CHICAGO -- At spring planting, grain traders trade on the weather -- the spring rain, summer drought and, this year, El Nino.
Unusual weather has captivated the grain trade, launching a thousand predictions of a parched and sizzling summer, with skyrocketing grain prices. There are contradictory predictions of mild growing season and sagging prices. A lot of money will be made or lost depending on which comes true.
"Everybody is concerned with what might happen, because after El Nino you can get a hot, dry summer in the United States," said Victor Lespinasse of A. G. Edwards & Sons. What dominates the Chicago Board of Trade, which determines grain prices for the nation, is "weather, weather, weather," he said.
Farming always has been risky. The classic dilemma for farmers is that bad weather means high prices, but not much crop to sell, while good weather can mean plenty to sell but low prices. This year's sharp swings in weather, coupled with a new, largely untested farm program, have increased the risks.
An unusually wet spring has delayed spring planting in much of the nation. At the Maroa Farmers Co-op in central Illinois, manager Jay Whalen peered outside at another damp, chilly day.
"My farmers have only got about 150 acres in the ground," he said recently -- less than 1 percent of the area's corn. "This time of the year, you hear who's planting."

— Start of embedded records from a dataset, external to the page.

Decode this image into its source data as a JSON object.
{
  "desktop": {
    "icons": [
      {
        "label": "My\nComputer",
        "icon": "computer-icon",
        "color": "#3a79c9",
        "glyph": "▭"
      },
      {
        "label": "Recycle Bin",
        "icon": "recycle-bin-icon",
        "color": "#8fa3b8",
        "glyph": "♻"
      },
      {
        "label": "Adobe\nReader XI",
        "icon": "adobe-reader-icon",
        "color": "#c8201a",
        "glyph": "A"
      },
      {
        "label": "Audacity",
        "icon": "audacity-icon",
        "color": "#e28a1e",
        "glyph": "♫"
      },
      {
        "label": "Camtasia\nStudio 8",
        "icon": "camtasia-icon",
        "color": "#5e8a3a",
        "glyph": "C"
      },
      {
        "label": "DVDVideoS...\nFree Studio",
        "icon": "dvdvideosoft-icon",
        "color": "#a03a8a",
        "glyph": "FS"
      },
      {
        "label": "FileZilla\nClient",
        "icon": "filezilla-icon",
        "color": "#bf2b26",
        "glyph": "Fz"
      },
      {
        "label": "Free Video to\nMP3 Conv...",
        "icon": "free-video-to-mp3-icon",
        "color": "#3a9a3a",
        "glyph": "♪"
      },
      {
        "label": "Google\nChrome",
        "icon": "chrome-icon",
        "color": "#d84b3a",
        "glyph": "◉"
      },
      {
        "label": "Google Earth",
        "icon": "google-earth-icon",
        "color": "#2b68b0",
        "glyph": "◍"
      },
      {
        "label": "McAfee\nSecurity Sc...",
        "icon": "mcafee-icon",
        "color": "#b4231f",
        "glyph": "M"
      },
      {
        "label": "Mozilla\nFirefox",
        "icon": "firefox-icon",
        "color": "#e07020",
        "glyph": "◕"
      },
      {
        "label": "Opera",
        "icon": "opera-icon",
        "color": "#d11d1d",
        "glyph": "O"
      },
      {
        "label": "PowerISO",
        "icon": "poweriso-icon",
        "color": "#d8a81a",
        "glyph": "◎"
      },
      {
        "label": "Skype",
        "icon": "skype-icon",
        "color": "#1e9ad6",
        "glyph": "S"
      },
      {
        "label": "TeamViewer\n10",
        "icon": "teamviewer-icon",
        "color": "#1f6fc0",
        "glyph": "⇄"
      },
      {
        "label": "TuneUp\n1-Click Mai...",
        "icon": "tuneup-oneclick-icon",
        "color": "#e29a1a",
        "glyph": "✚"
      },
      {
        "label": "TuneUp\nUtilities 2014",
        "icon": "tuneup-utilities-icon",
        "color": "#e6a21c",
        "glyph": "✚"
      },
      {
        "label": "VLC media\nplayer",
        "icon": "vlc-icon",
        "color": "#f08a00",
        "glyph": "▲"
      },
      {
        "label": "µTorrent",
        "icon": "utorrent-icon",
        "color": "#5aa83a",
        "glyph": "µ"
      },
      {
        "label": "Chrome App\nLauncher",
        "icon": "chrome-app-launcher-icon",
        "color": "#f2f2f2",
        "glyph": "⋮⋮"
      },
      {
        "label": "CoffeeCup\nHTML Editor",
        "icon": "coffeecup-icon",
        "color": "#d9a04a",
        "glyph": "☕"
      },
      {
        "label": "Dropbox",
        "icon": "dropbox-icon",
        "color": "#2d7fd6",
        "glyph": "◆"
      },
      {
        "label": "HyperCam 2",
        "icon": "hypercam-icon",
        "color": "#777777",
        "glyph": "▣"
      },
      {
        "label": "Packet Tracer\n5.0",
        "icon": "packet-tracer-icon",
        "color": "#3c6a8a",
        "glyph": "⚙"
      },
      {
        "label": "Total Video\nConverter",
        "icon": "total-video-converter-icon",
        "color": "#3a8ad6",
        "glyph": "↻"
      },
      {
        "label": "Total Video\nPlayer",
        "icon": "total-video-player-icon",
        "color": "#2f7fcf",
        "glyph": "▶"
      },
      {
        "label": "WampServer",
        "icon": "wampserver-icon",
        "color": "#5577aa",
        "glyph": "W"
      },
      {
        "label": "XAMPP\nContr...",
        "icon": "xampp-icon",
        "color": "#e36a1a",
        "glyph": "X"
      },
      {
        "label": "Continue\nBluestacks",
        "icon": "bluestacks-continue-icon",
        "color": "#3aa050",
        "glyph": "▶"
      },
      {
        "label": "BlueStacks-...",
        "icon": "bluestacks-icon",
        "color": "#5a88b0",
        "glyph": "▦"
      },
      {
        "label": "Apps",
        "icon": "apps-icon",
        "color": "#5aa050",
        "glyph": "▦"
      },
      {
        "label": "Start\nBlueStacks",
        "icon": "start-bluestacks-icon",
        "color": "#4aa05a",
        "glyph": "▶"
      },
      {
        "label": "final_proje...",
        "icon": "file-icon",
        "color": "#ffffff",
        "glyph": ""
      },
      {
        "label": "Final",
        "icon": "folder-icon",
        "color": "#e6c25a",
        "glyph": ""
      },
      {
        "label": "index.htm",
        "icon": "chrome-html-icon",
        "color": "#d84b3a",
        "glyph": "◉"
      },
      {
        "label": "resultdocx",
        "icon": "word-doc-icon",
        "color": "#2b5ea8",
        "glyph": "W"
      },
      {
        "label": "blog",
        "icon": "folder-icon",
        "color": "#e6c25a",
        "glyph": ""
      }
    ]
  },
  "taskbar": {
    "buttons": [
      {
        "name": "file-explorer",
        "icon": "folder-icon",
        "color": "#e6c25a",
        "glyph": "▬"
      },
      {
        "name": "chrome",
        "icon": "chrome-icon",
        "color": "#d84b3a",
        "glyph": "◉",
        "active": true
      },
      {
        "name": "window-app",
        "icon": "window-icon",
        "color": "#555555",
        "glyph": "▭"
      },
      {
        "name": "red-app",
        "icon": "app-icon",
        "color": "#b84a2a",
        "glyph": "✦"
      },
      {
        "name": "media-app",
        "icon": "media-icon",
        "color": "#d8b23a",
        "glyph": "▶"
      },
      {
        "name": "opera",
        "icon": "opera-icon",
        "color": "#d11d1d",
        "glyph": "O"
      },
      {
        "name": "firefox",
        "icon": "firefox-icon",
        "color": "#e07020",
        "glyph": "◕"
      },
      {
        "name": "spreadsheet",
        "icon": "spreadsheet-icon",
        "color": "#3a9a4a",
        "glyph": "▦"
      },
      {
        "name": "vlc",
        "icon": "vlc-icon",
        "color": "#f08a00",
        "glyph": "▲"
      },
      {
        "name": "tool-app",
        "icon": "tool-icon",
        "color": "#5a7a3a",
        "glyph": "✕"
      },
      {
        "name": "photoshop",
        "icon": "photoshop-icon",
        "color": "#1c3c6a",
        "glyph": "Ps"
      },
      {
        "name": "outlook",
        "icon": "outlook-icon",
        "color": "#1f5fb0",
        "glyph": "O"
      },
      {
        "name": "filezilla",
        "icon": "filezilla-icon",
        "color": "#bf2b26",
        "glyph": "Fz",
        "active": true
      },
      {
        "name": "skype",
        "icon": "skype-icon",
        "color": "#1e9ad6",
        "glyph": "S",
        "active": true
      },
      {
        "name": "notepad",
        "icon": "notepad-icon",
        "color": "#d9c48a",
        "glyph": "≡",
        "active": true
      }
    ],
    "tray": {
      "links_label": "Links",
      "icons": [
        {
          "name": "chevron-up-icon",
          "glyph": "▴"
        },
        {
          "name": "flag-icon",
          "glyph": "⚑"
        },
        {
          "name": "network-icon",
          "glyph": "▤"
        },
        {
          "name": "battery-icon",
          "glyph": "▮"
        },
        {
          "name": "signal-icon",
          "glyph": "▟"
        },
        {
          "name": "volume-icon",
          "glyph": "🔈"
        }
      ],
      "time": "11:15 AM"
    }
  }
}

The U.S. Department of Agriculture sees plenty of mud, too. Douglas LeComte is chief of its agricultural weather section, which issues the Farmer Drought Index.
"We really should rename it the Farmer Wetness Index," LeComte said. "That's the first order of business, to dry things down."
Blame El Nino. The warm spot over the Pacific Ocean is credited with altering weather around the globe. For much of the United States, that's brought rain. Spring rains are no reason for farmers to panic. But forecasters do worry.
In years past, notably in 1983 and 1988, El Nino's rapid warming was followed by rapid cooling, launching a severe midsummer drought that fried crops across the South and the Corn Belt.
"I've been telling people that there are a lot of similarities to
1983, the other great El Nino we've had this century," LeComte said. That year "was very wet in the spring, and then things just suddenly turned around and got very hot."
Nobody knows yet if 1998 will be a replay -- and LeComte is making no prediction -- but the mere possibility has them buzzing in Chicago. Lespinasse's trading desk is covered with weather forecasts, while overhead, giant screens flash weather maps of North and South America.
"This severe El Nino raises the uncertainty," he said.
If the weather patterns seem similar to those of 1983, farming is much different. Back then, the country was awash with surplus grain, which cushioned the spikes in grain prices, meat prices and food prices. Even with that, soybean prices nearly doubled.
Today's grain stockpile is much smaller and the government's old safety net for farmers has been replaced by a newer and thinner model untested by hard times.
For farmer Phil Simpson, who grows corn and soybeans near Springfield, the fear isn't of a dry summer. He worries that good weather that will bring a bumper harvest nationwide, and flatten corn prices to ruinous levels.
Already, corn is selling at $2.50 a bushel, and falling. "Nobody can believe that corn prices have gone this low," Simpson said. "I'm just hoping El Nino gives me a wicked summer and gives me only half a crop."
The return of low grain prices has renewed old fears. The past three seasons were excellent for many farmers. For a while, it looked as if American agriculture was finally escaping the gloom of the 1980s and heading into an era of prosperity. Land prices climbed. Exports boomed. Farmer debt fell. In 1996 Congress granted new planting freedoms, with less government protection.
Then, last fall, the Asian economic crisis hit. Grain prices have marched steadily downward for the last six months.
"Farmers are getting a little grumpy," said Dale Durchholz, a market analyst at the Illinois Farm Bureau. "They're getting a little anxious about the things that are happening there, and they all know they're operating without much of a safety net under them."
Across the country, U.S. farmers will raise something like 9 billion bushels of corn this year -- enough for all the United States, with plenty left over to sell abroad -- and more than 2 billion bushels apiece of soybeans and wheat, America's No. 2 and No. 3 crops.
And in Chicago, traders in weird-colored jackets, worn to be noticed in the frenzied grain trading pits, will keep buying and selling grain, with a close eye on El Nino.
"The sooner and quicker it dissipates, the greater the expectation of a hot and dry summer," said Lespinasse, wearing barn-red vest. "This market's going to go higher, no matter what, if we have a hot, dry summer."